Lise Hediyem CDX

Bu tür konuları okuyunca insanın tekrar liseye hatta ilk öğretime yeniden gidesi geliyor. Öncelikle anne ve babalar sorumluluk sahibi olacaklar ondan sonra da zamane gençliğine bahane bulacaklar. Sen kalk ehliyeti olmayan dolayısı ile reşit olmayan birisine arabanın anahtarını ver ondan sonra da yasalar yetersiz diye polisi hakimi hukuku suçla. Hatanın başı bizleriz arkadaşlar, hiç kusura bakmayın, el kadar çocukları araba kullanırken kucağına alan bir sürü baba görüyorum, işin üzücü yanı bu moda iyi bir şeymiş gibi her geçen gün hızla yayılıyor. Sizlerde bu tür hareketleri yapıyorsanız, küçük yaşlardaki çocuklarınıza aracınızın (araba, motor, traktör) anahtarını veriyorsanız yarın birgün ehliyetsiz bir çocuk da sizlere bir zarar verirse davacı olma hakkınız olamaz.

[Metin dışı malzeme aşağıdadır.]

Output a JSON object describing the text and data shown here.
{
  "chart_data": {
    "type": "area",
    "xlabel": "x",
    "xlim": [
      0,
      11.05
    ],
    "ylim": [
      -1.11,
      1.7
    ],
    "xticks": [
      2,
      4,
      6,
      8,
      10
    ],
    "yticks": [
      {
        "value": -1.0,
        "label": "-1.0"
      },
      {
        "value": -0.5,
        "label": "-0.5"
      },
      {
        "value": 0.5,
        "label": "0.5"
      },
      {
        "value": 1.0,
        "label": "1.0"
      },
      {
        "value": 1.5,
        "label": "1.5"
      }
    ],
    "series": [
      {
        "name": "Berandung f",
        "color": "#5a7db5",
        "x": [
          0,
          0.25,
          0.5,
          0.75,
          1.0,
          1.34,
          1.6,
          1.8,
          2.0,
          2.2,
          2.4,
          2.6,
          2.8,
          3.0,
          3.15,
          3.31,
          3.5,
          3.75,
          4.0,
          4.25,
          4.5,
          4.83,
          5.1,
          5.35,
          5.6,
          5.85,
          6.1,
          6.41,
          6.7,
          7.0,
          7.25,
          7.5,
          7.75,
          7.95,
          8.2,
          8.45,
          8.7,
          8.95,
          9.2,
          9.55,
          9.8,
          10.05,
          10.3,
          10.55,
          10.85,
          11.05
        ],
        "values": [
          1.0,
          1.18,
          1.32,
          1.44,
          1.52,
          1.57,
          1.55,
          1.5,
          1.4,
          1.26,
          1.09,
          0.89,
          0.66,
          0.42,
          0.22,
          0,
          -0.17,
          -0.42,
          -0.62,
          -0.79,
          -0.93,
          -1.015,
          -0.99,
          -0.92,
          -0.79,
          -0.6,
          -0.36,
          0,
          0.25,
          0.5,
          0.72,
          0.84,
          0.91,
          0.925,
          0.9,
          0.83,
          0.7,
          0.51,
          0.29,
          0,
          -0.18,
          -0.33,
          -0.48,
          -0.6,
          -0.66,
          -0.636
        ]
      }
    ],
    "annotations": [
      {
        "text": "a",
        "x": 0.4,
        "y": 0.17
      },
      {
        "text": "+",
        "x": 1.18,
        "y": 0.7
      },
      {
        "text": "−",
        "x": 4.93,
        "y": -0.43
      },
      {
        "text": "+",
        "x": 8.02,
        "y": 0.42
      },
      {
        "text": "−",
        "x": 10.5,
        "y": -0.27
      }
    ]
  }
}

Savaş abi , çocuklarını kucağına alıp araba kullananlara tabiri caiz ise uyuz oluyorum. Ya araba görmemişler yada çocuk. Hiçmi düşünmezler ani bir frende çocuğun başına geleceklerini.
 
Mustafa sorumsuz erkeklere alışmıştık ama geçen gün gördüğüm yaşlıca bir bayan işin çılkını iyice çıkarmıştı. Kendisinin nasıl araba kullandığı ortada iken bir de 4-5 yaşlarındaki torununu kucağına oturtmuş aklınca ona araba sürdürüyordu, ulan dedim kelin merhemi olsa .... :)
 
Son düzenleme:
ARkadaşlar.Trafiğe uzak bölgelerde 10-11 yaşında abilerimizin arabalarında daha vitesi tutmayı bilmezken lastik çektirerek öğrendik araba sürmeyi.Hiç birimiz değil lise daha ortaokuldayken arabanın şöför koltuğunu cumhurbaşkanının koltuğu gibi gördüğümüzü inkar etmeyelim :) Her erkeğin hayalidir arabanın gazına basmak.Ben kendi adıma açıkça söylüyorum.10 yaşında abim bana ilk araba verdiğinde adım attım araba kullanmaya.Daha sonra abim askere gitti falan derken mahalle aralarında ileri geri ile başlayan macera köy yollarında bir kaç arkadaşla gezerken devam etti.Hadi ehliyet yoktu derken ünüversite yıllarında ehliyeti aldım ilk işim gezmek isteyipte gezemediğim yerlerde gezmek oldu.Tabi lise kapıları değildi oralar :D Gitmedik mi ergeniz o zamanlar onu da yaptık yalan değil :D Ünüversitede bir arabam oldu, lpg yeni çıkmış piyasaya okula arabayla gidip gelmek otobüs biletiyle aynıydı neredeyse.Sonra askerlik peşine iş hayatı derken araba ihtiyaca dönüştü.Şu anda ise hayatımı kazandığım makine oldu :D Yalnız şu varki, arabaya tek başıma binip gezdiğim ehliyetsiz günlerimde bile kimse karışmadı.Niye gittin nereye gittin diye sormadılar.Çünkü ben onların güvenini sarsacak hiç bir şey yapmadım.Kimsenin canını yakacak yada benim başıma işler gelecek yerlerde araba kullanmadım.Asla akan trafiğe girmedim.Ama o yollarda yağmurda çamurda karda buzda çakıl üstünde kum üstünde arabayı nasıl kullanacağımı arabayı batıra çıkara çamurlara karlara bata çıka öğrendim.Şimdi mi?O zamanlar öğrendiğim her tecrübe profesyonel araç kullanımımda hayatımı kurtaracak seviyede kazanımlar yarattı.10 yaşımdan beri ehtliyetimde tek bir kaza var.O da mahalle arası yoldan çıkan bir minibüsçünün yanındakiyle konuşurken önüne bakmadan çıktığı için önce solundan gelen arabaya çarpıp ondan kaçarken benim arka çamurluğuma çarpmasından dolayı.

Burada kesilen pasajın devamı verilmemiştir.